The problem with advertising awards is that they judge creativity.


Well, they judge creativity without a benchmark of where the ad came from. No idea of how tough the birth of this idea was. It also tends to be based around a fixed set of creative principles.



To me, judging agency awards based purely on their creativity is rather like judging the quality of a school based only on the final grades of its pupils. Is the 10 A's averaging school in a rich area better than the 3 A's school in a poor area where English isn't always a first language? Surely understanding how hard it has been to get to the results, and the starting point going in are more than relevant to the success?


If you don't understand the initial problems and the process involved in an ad, is it not a little unfair to then reward only the outcome.


To me, an agency that gets a half decent idea out of a really difficult client is just as, if not more deserving of reward than the agency that makes a great ad for a great client.


It's why I keep hoping for good ads from DFS... when they get a good ad through we will know it deserves praise because of how hard it has been to sell in good work (so it seems at least!).

I am also a hater of the term 'regional' agency. A term that seems to brand agencies outside the M25 with a semi-rural status that is sometimes used in quite a demeaning way. I'm not criticising 'regional' awards, but it seems wrong to me that supposedly national/international awards ceremonies often fail to truly be so. We may have smaller clients who need more direct work in much less development time up here, but that does not mean we are less creative.


Judge based on the full story.


I'd like to see awards that balance out the skew towards those with great clients and challenger requirements:



  • Best ad to get through a difficult client


  • Best squeezing of ad copy past BACC


  • Most creative incorporation of mandatory product features


  • Best price / product ad (Aldi - Tea!)


  • Most warmth created for monolithic soulless mega-corporation


  • Least soul-destroying daytime TV direct ad

  • Most improved advertising

3 comments:

Claire C said...

I could not agree more. Sometimes I think the ad awards are actually on a different planet. Why are they not awarding based on a combination of effectiveness and creativity?

I find it much more gratifying to look through magazines and newspapers and spy a clever headline or a nice campaign idea for a client who is terrified of originality than look through award winners.
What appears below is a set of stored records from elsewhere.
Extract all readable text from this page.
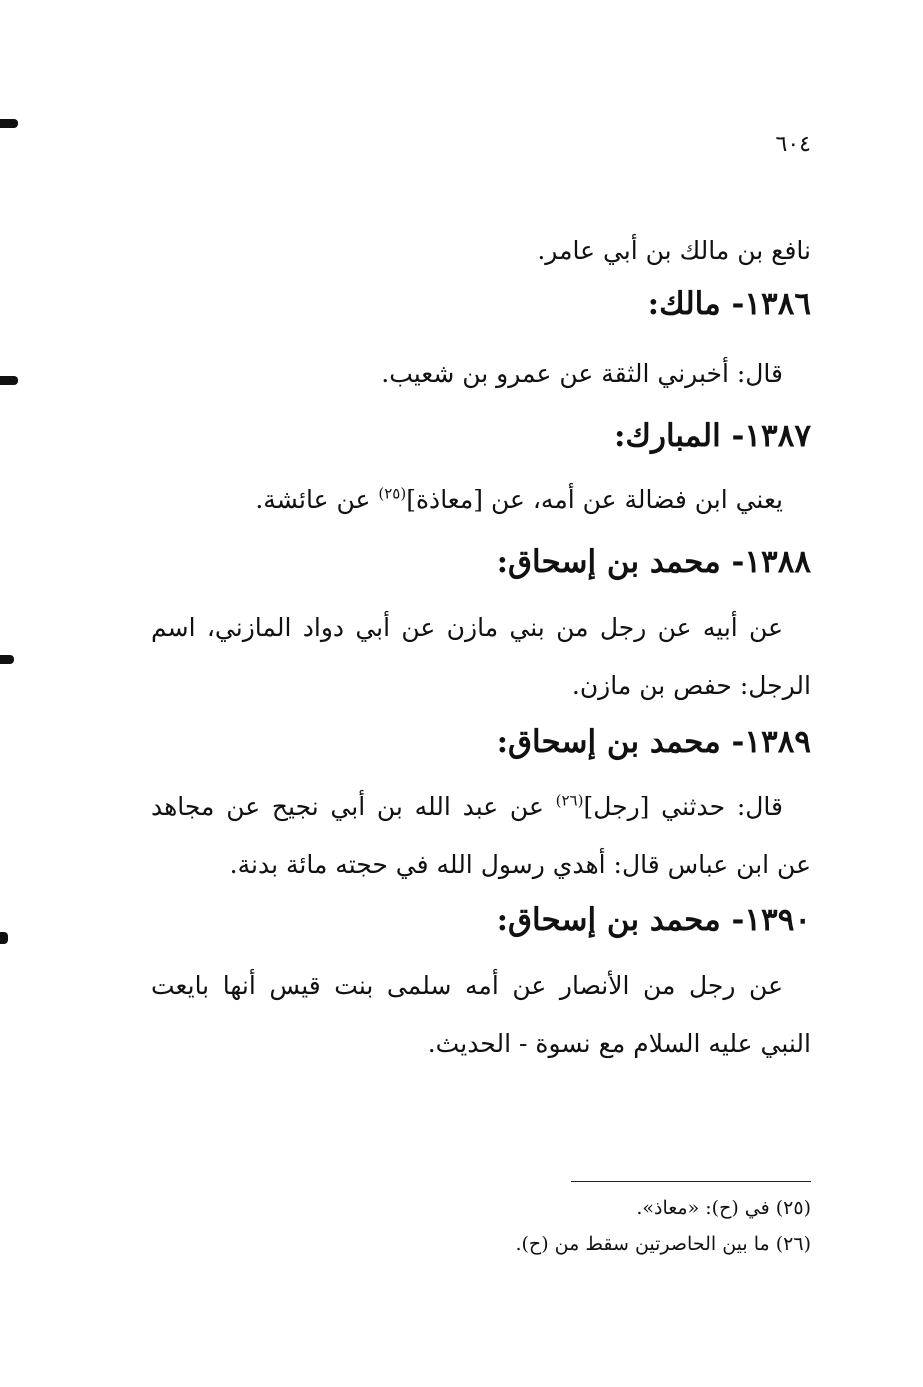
٦٠٤
نافع بن مالك بن أبي عامر.
١٣٨٦- مالك:
قال: أخبرني الثقة عن عمرو بن شعيب.
١٣٨٧- المبارك:
يعني ابن فضالة عن أمه، عن [معاذة]$^{(٢٥)}$ عن عائشة.
١٣٨٨- محمد بن إسحاق:
عن أبيه عن رجل من بني مازن عن أبي دواد المازني، اسم الرجل: حفص بن مازن.
١٣٨٩- محمد بن إسحاق:
قال: حدثني [رجل]$^{(٢٦)}$ عن عبد الله بن أبي نجيح عن مجاهد عن ابن عباس قال: أهدي رسول الله في حجته مائة بدنة.
١٣٩٠- محمد بن إسحاق:
عن رجل من الأنصار عن أمه سلمى بنت قيس أنها بايعت النبي عليه السلام مع نسوة - الحديث.
(٢٥) في (ح): «معاذ».
(٢٦) ما بين الحاصرتين سقط من (ح).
Surely seeing an ad that's managed to make it through the gauntlet of idea to production while remaining creative and effective is a better ad than some scam effort at Cannes?

We all like to look at annuals, but the examples you see are not usually living, breathing advertising.

Rob Mortimer (aka Famous Rob) said...

Even when they are it's for a number of great to work with accounts that allow freedom and creativity for brand building. The kind of campaigns that most creatives would kill to work on.

I'm not saying that agencies with those clients haven't earned the right to work on those things, but that it seems unfair to not consider the full story of each ad.

Anonymous said...

Very good point. Even the effectiveness awards that do look at some of the other factors don’t take into account the full picture – the work it took to get it made, to get it past ClearCast, to get it past the client even.

I’d love to see your categories appear as genuine awards – maybe you should set it up yourself?

Is there another category for - ‘Best final ad under trying conditions’ – for all those DRTV Spring Summer ads that get filmed in January? With no budget for location.